Stories

Making the Grade

DPR Hits Critical Success Factors on the new Engineering Building for the University of California, Santa Cruz

From the get go, there was nothing “sluggish” about the $48 million new Engineering Building on the campus of the University of California, Santa Cruz (UCSC) that promised to be a remarkable scheduling feat when soil grouting began in July 2002.

Selected through a process that emphasized team experience and scheduling effectiveness in addition to the proposed price, DPR—working closely with executive architect Anshen + Allen Los Angeles and UCSC project managers—fashioned a collaborative strategy capable of meeting the university’s ambitious goals for the five-story 142,000-sq.-ft. engineering building, which includes a mix of classrooms, graduate offices and laboratories, and an 8,000-sq.-ft. 250-seat lecture hall. Before even one speck of the eventual 50,000 yards of dirt was exported or 1,100 tons of steel erected, 15 months had been shaved off the traditional University of California (UC) system timetable for projects of the same size and scope, leaving a final start-to-finish construction schedule set at just 21 months. Indeed, the project moved from the beginning of schematic design to substantial completion in just over three years.

“We had to accelerate the design and construction process so that the project could be included in a package of University of California facilities to be funded by former Governor Davis’s statewide economic stimulus package. The construction manager-at-risk (CM-at-Risk) approach we used for the first time allowed us to get DPR on board early to help with schedule and design decisions to fast-track the process,” said Frank Zwart, associate vice chancellor and campus architect at UCSC.

Precision Preconstruction and Scheduling

Following an emerging trend in the higher education construction market, the CM-at-risk project delivery method offered DPR the opportunity to participate in the process upfront, enabling the team to reduce costs at the very beginning of the project by nearly $2 million through value analysis, schedule input and more competitive subcontractor bidding.

“Our early involvement particularly paid off during the preconstruction phase, when the 4D model of the building’s structural steel frame and foundation sequencing revealed a conflict in a retaining wall that supported the upper elevation of the first floor,” explained DPR Project Executive George Hurley. “By identifying the issue well before the project broke ground, the redesign effort could be executed sooner and the correct specifications put out to bid, translating into both overall time and money savings for the university.”

DPR uses 4D modeling technology that incorporates the project schedule (time) into 3D architectural drawings to enhance collaboration and identify sequencing issues on large complex projects.
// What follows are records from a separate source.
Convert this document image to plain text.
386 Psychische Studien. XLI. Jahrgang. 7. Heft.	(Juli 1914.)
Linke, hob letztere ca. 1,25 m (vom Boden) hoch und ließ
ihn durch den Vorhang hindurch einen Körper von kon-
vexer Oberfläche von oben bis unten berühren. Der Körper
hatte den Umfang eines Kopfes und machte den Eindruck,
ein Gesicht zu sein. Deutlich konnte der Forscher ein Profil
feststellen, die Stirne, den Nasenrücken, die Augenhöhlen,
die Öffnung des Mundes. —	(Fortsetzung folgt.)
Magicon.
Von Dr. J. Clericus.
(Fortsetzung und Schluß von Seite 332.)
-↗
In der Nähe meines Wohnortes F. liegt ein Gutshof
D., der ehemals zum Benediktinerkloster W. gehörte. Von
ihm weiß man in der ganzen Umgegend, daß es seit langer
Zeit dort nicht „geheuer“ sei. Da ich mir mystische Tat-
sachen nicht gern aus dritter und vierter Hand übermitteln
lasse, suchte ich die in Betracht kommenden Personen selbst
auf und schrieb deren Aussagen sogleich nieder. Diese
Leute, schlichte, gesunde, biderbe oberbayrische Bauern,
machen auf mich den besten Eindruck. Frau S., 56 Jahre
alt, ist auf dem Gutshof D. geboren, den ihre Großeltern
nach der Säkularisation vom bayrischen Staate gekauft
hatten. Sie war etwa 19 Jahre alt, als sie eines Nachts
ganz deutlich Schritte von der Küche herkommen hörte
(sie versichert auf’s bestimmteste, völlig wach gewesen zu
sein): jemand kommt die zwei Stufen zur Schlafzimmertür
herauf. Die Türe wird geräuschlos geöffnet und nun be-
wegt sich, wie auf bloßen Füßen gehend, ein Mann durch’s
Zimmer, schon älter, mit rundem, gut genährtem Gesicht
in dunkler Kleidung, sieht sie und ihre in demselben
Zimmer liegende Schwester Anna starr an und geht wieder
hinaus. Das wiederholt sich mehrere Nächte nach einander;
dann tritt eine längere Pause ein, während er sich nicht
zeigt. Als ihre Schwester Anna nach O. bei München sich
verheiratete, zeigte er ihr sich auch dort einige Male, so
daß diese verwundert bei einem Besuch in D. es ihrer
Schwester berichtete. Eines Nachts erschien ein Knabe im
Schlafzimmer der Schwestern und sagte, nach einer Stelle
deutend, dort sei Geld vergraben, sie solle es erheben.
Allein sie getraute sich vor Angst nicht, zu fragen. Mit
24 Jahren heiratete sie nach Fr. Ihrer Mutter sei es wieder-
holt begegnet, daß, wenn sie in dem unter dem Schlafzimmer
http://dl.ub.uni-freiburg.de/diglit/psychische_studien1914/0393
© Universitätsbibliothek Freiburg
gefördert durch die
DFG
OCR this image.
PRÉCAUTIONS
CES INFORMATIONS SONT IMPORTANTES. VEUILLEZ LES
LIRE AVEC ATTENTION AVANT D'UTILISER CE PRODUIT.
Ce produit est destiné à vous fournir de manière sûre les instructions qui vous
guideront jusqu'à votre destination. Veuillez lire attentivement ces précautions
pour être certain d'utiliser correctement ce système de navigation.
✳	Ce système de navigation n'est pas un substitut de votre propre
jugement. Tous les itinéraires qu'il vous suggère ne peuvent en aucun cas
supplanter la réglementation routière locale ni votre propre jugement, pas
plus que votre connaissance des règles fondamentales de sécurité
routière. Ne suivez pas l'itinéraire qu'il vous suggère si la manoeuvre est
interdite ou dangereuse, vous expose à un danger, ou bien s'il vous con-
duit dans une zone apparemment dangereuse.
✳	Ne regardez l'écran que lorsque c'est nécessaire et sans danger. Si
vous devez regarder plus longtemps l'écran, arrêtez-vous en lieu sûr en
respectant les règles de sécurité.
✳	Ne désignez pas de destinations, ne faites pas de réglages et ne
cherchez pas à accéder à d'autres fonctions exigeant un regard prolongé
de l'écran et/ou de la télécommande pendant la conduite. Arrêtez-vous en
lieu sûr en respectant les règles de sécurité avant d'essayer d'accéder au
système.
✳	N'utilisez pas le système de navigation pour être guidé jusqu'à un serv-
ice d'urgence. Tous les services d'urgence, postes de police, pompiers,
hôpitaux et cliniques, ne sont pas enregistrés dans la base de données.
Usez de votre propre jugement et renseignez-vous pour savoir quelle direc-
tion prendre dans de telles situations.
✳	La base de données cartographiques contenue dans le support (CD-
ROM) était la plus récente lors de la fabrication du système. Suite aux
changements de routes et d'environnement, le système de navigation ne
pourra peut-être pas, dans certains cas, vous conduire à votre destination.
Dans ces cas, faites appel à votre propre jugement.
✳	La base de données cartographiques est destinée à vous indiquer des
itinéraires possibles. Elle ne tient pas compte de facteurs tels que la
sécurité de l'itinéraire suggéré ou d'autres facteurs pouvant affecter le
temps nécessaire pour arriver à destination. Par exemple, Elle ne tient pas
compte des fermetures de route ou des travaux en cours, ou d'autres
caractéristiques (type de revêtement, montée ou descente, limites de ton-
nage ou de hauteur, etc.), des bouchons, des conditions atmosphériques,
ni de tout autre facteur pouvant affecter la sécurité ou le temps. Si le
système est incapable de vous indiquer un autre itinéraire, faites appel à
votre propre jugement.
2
The 4D models also are often utilized throughout the job as a communication tool for project stakeholders and sometimes even the end users or general public, especially in the case of occupied facilities.

The team also overcame the many other challenges threatening the compact nature of the schedule. The site required extensive soil grouting due to the make up of the geology on the campus, which extended the timeline from 35 days to nearly four months. Compounding the setback was a 196 percent increase in rainfall during the mass excavation phase that cost another 23 days in the project’s critical path. Despite the delays, the team was able to begin steel-erection right on time—a milestone date that was set one year prior during the preconstruction phase.

“It was a true coordination feat,” said Hurley. “Most projects take three months to get out of the ground; this one took eight. We recovered a lot of time during the concrete operation and compressed the schedule, tracking 12 months from the start of steel erection until the building was complete in July of this year—three months before planned.”

In fact, the early summer completion is allowing the school full use of the facility a quarter early when classes begin in the fall.

High Marks

Equally impressive as the aggressive schedule is the project’s safety record: The DPR team logged 300,000 hours without an injury and worked 12 months without a recordable incident.

“Every event, from the beginning of the project, was carefully planned and mapped out to ensure the safety of the team, students and faculty,” said Hurley, who added that some 230 craftspeople were onsite each day building on the occupied 15,000-plus-student campus. “We also coordinated closely with the campus traffic control department to develop a specific trucking plan through the campus to minimize disruption.”

DPR also scored a top grade on its Customer Satisfaction Survey with the owner’s representative, who ranked DPR an average of 67 percent better than Best in Class in the areas of safety, quality, cost management, planning, job staffing, teamwork, responsiveness, cost control/billing, change orders and closeout.